Colombia

Harvard puso a Cali en el centro del debate afro de América Latina

Hace 5 horas

Cali se convirtió en el centro de una discusión global sobre el conocimiento afrodescendiente en América Latina, tras un diálogo con un investigador de Harvard. La cita no solo puso a la ciudad en vitrina académica: también reabrió el debate sobre racismo, inclusión y poder en la región.

Cali se convirtió en estos días en una plataforma de discusión global sobre el conocimiento afrodescendiente en América Latina, un tema que durante décadas ha estado relegado en las agendas políticas y académicas de la región. El interés de la Universidad de Harvard en este escenario no es un detalle menor: habla de una conversación que ya no ocurre solo en los márgenes, sino en el centro mismo del debate sobre qué sociedades están construyendo los países latinoamericanos y quiénes han quedado por fuera de esa construcción.

De acuerdo con lo informado por El Tiempo (Colombia), el medio conversó con un prestigioso investigador de Harvard en medio de un encuentro mundial que tiene a Cali como epicentro.
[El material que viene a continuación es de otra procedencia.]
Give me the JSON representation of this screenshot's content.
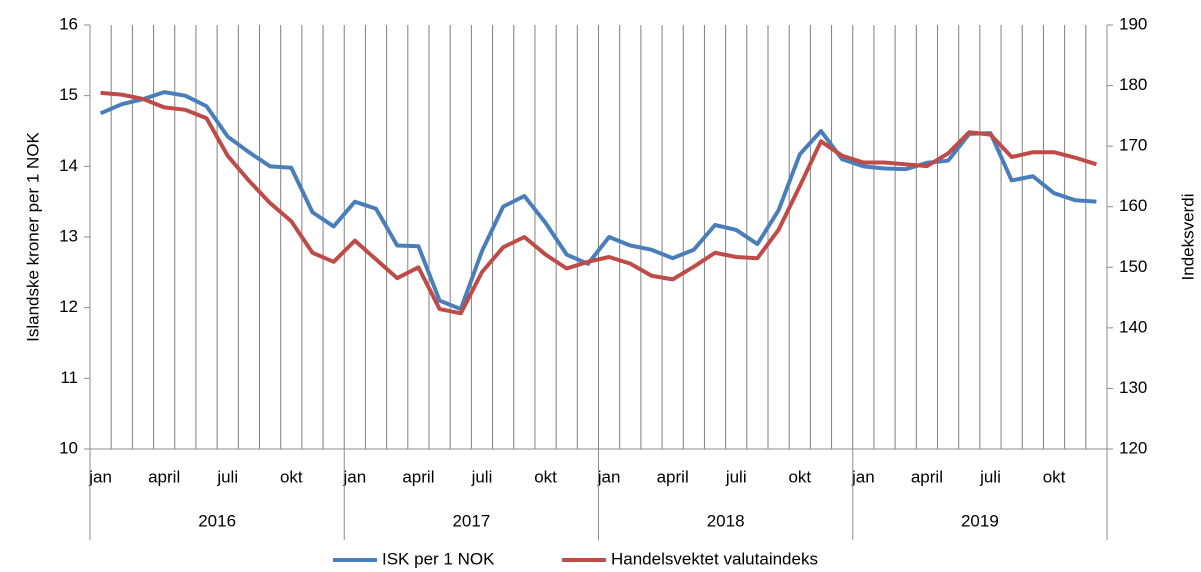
{
  "chart_data": {
    "type": "line",
    "y_label": "Islandske kroner per 1 NOK",
    "y2_label": "Indeksverdi",
    "categories": [
      "jan",
      null,
      null,
      "april",
      null,
      null,
      "juli",
      null,
      null,
      "okt",
      null,
      null,
      "jan",
      null,
      null,
      "april",
      null,
      null,
      "juli",
      null,
      null,
      "okt",
      null,
      null,
      "jan",
      null,
      null,
      "april",
      null,
      null,
      "juli",
      null,
      null,
      "okt",
      null,
      null,
      "jan",
      null,
      null,
      "april",
      null,
      null,
      "juli",
      null,
      null,
      "okt",
      null,
      null
    ],
    "years": [
      "2016",
      "2017",
      "2018",
      "2019"
    ],
    "ylim": [
      10,
      16
    ],
    "yticks": [
      10,
      11,
      12,
      13,
      14,
      15,
      16
    ],
    "y2lim": [
      120,
      190
    ],
    "y2ticks": [
      120,
      130,
      140,
      150,
      160,
      170,
      180,
      190
    ],
    "grid": "x",
    "legend": "bottom",
    "series": [
      {
        "name": "ISK per 1 NOK",
        "color": "#4a7ebb",
        "axis": "y",
        "values": [
          14.75,
          14.88,
          14.95,
          15.05,
          15.0,
          14.85,
          14.42,
          14.2,
          14.0,
          13.98,
          13.35,
          13.15,
          13.5,
          13.4,
          12.88,
          12.87,
          12.1,
          11.98,
          12.8,
          13.43,
          13.58,
          13.2,
          12.75,
          12.62,
          13.0,
          12.88,
          12.82,
          12.7,
          12.82,
          13.17,
          13.1,
          12.9,
          13.38,
          14.17,
          14.5,
          14.1,
          14.0,
          13.97,
          13.96,
          14.05,
          14.08,
          14.46,
          14.47,
          13.8,
          13.86,
          13.62,
          13.52,
          13.5
        ]
      },
      {
        "name": "Handelsvektet valutaindeks",
        "color": "#be4b48",
        "axis": "y2",
        "values": [
          178.8,
          178.5,
          177.8,
          176.4,
          176.0,
          174.6,
          168.4,
          164.3,
          160.6,
          157.6,
          152.4,
          150.9,
          154.4,
          151.3,
          148.2,
          150.0,
          143.1,
          142.4,
          149.2,
          153.3,
          155.0,
          152.1,
          149.8,
          150.9,
          151.7,
          150.6,
          148.6,
          148.0,
          150.1,
          152.4,
          151.7,
          151.5,
          156.2,
          163.4,
          170.8,
          168.4,
          167.3,
          167.3,
          167.0,
          166.7,
          168.8,
          172.3,
          171.9,
          168.2,
          169.0,
          169.0,
          168.1,
          167.0
        ]
      }
    ]
  }
}
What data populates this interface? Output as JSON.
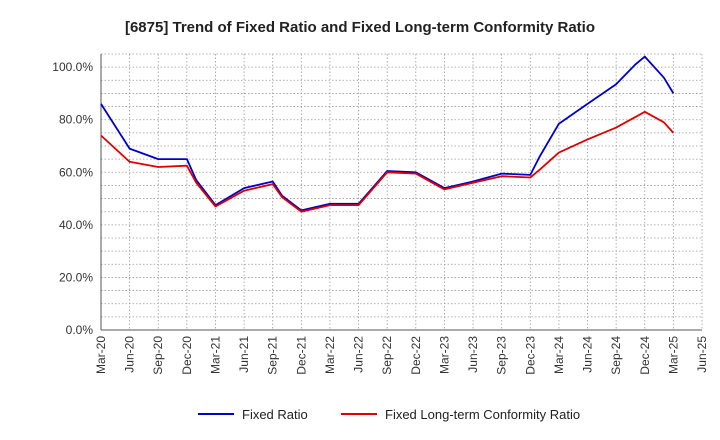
{
  "chart_data": {
    "type": "line",
    "title": "[6875]  Trend of Fixed Ratio and Fixed Long-term Conformity Ratio",
    "xlabel": "",
    "ylabel": "",
    "ylim": [
      0,
      105
    ],
    "y_ticks": [
      0,
      20,
      40,
      60,
      80,
      100
    ],
    "y_tick_labels": [
      "0.0%",
      "20.0%",
      "40.0%",
      "60.0%",
      "80.0%",
      "100.0%"
    ],
    "x_tick_labels": [
      "Mar-20",
      "Jun-20",
      "Sep-20",
      "Dec-20",
      "Mar-21",
      "Jun-21",
      "Sep-21",
      "Dec-21",
      "Mar-22",
      "Jun-22",
      "Sep-22",
      "Dec-22",
      "Mar-23",
      "Jun-23",
      "Sep-23",
      "Dec-23",
      "Mar-24",
      "Jun-24",
      "Sep-24",
      "Dec-24",
      "Mar-25",
      "Jun-25"
    ],
    "grid": true,
    "legend_position": "bottom",
    "series": [
      {
        "name": "Fixed Ratio",
        "color": "#0000cc",
        "points": [
          [
            0,
            86
          ],
          [
            1,
            69
          ],
          [
            2,
            65
          ],
          [
            3,
            65
          ],
          [
            3.33,
            57
          ],
          [
            4,
            47.5
          ],
          [
            5,
            54
          ],
          [
            6,
            56.5
          ],
          [
            6.33,
            51
          ],
          [
            7,
            45.5
          ],
          [
            8,
            48
          ],
          [
            9,
            48
          ],
          [
            10,
            60.5
          ],
          [
            11,
            60
          ],
          [
            12,
            54
          ],
          [
            13,
            56.5
          ],
          [
            14,
            59.5
          ],
          [
            15,
            59
          ],
          [
            15.33,
            66
          ],
          [
            16,
            78.5
          ],
          [
            17,
            86
          ],
          [
            18,
            93.5
          ],
          [
            18.67,
            101
          ],
          [
            19,
            104
          ],
          [
            19.67,
            96
          ],
          [
            20,
            90
          ]
        ]
      },
      {
        "name": "Fixed Long-term Conformity Ratio",
        "color": "#e00000",
        "points": [
          [
            0,
            74
          ],
          [
            1,
            64
          ],
          [
            2,
            62
          ],
          [
            3,
            62.5
          ],
          [
            3.33,
            56
          ],
          [
            4,
            47
          ],
          [
            5,
            53
          ],
          [
            6,
            55.5
          ],
          [
            6.33,
            50.5
          ],
          [
            7,
            45
          ],
          [
            8,
            47.5
          ],
          [
            9,
            47.5
          ],
          [
            10,
            60
          ],
          [
            11,
            59.5
          ],
          [
            12,
            53.5
          ],
          [
            13,
            56
          ],
          [
            14,
            58.5
          ],
          [
            15,
            58
          ],
          [
            15.33,
            61
          ],
          [
            16,
            67.5
          ],
          [
            17,
            72.5
          ],
          [
            18,
            77
          ],
          [
            18.67,
            81
          ],
          [
            19,
            83
          ],
          [
            19.67,
            79
          ],
          [
            20,
            75
          ]
        ]
      }
    ]
  }
}
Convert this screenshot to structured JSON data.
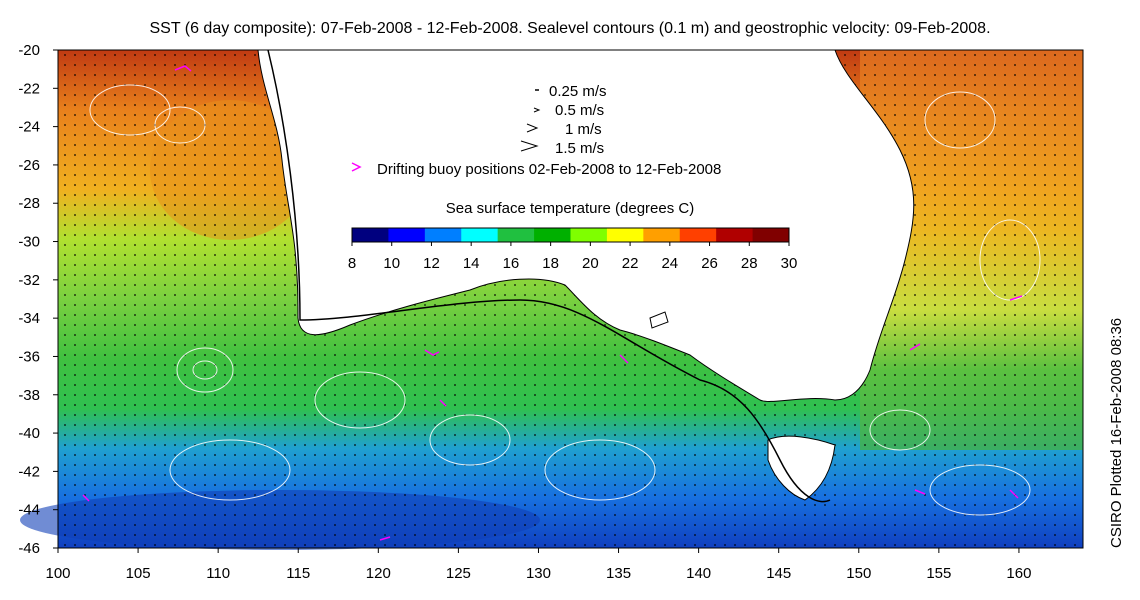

Más allá del peso simbólico de la cita, el trasfondo es claro: la producción de conocimiento sobre las comunidades afrodescendientes no puede seguir tratándose como un asunto accesorio, folclórico o únicamente cultural. En realidad, involucra historia, desigualdad, acceso a oportunidades, representación política y la forma en que los Estados reconocen —o niegan— a buena parte de su población.

La pregunta que atraviesa esta discusión es incómoda pero necesaria: ¿las naciones latinoamericanas seguirán reproduciendo estructuras racistas o avanzarán hacia modelos de inclusión real? Ese dilema no es abstracto. Se refleja en la educación, en la distribución de la riqueza, en la violencia que golpea con mayor fuerza a territorios afro y en la persistente subrepresentación de estas comunidades en los espacios donde se toman decisiones. Que Cali aparezca hoy en el mapa global del conocimiento afro no solo fortalece su perfil académico y cultural; también obliga a mirar con más seriedad una deuda histórica que sigue abierta en Colombia y en buena parte del continente.

Lo que ocurre en Cali importa porque conecta la discusión internacional con las tensiones cotidianas de millones de personas afrodescendientes en América Latina y, en particular, en Colombia. Si este tipo de encuentros logra traducirse en investigación útil, políticas públicas y presión social, podría empujar cambios concretos. Si no, quedará como una vitrina elegante de buenas intenciones. En cualquiera de los dos casos, el mensaje ya quedó instalado: hablar de inclusión no basta; hay que decidir si se construyen sociedades que integran o países que siguen excluyendo.